凌七月看了看这乱糟糟的寝宫不由得蹙眉,“也罢,朕便在这里坐一会儿。”
“冷雨,沏茶。”
盛盈盈温声叮嘱冷雨。凌七月饶有兴致的打量着盛盈盈,突然没头没脑的开口道:“朕有没有同你提起过,你很想一个人?”
“是吗?臣妾洗耳恭听。”
盛盈盈走到凌七月的旁边坐了下来。凌七月倏地一笑,“那人不提也罢,不过你真的像极了她,不说容貌,只说这气质还有处事方式,都很像她。”
盛盈盈浅笑不语,凌七月说的是谁,她心里大概有数。她不过是按照李书言给她的纸条上所写的内容一步一步做的,竟刚入宫便被封为了贵人,要说不是倚仗了李书言的光,她自己也不信。再说这婉妃,自打她进宫便没少针对她,想必也是想起了某位故人的缘由。不过,盛盈盈并不在意这些,她只想平平安安的做完这件事情,然后回家跟家人一家团聚。不过凌七月并未在这里停留太久,只是陪着盛盈盈说了会儿话,便离开了。冷雨看着皇上离开的背影,疑惑不已:“娘娘,您为什么不抓住这荣宠呢?有这盛宠婉妃便不会在找你的麻烦,咱们日后行动也跟更方便些!”

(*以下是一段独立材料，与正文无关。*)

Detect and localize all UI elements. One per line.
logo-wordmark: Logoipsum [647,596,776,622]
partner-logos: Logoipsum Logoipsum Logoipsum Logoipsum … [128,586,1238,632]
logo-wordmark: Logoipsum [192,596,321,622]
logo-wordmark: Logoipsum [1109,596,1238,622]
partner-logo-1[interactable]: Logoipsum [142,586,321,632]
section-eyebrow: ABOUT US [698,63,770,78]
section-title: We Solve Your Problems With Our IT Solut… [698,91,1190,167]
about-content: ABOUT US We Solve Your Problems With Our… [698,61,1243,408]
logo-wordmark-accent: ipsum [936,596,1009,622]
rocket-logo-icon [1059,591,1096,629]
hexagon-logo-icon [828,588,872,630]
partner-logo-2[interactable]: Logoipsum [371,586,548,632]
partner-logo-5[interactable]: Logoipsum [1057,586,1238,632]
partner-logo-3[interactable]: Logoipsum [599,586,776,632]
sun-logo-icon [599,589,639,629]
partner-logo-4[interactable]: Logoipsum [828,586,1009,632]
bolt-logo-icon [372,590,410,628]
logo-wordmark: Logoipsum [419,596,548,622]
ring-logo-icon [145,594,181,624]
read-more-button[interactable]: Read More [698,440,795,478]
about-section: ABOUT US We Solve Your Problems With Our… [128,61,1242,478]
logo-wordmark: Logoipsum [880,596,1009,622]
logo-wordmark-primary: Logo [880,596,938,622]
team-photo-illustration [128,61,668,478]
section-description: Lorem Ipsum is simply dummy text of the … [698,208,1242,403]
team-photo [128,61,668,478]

“要想长久,须得低调,若是丧了命,这任务便和你没有人能完成了。”
盛盈盈轻笑道。盛盈盈坐在梳妆台前看着铜镜中的人,珠钗轻解三千青丝飘然而下,细白的手指抚上铜镜,铜镜中的人勾唇浅浅的笑了笑,一颦一笑皆是风韵。婉妃回到寝殿却怎么也闲不下来,今日之事是她失策,不仅没讨到好处,还害了自己:“真是晦气,走了一个真书言,又来了个假书言!本宫莫不是上辈子欠了李书言的,竟这般阴魂不散的缠着我!”
一旁的侍女大气都不敢出,生怕得罪了她,引来一阵打骂。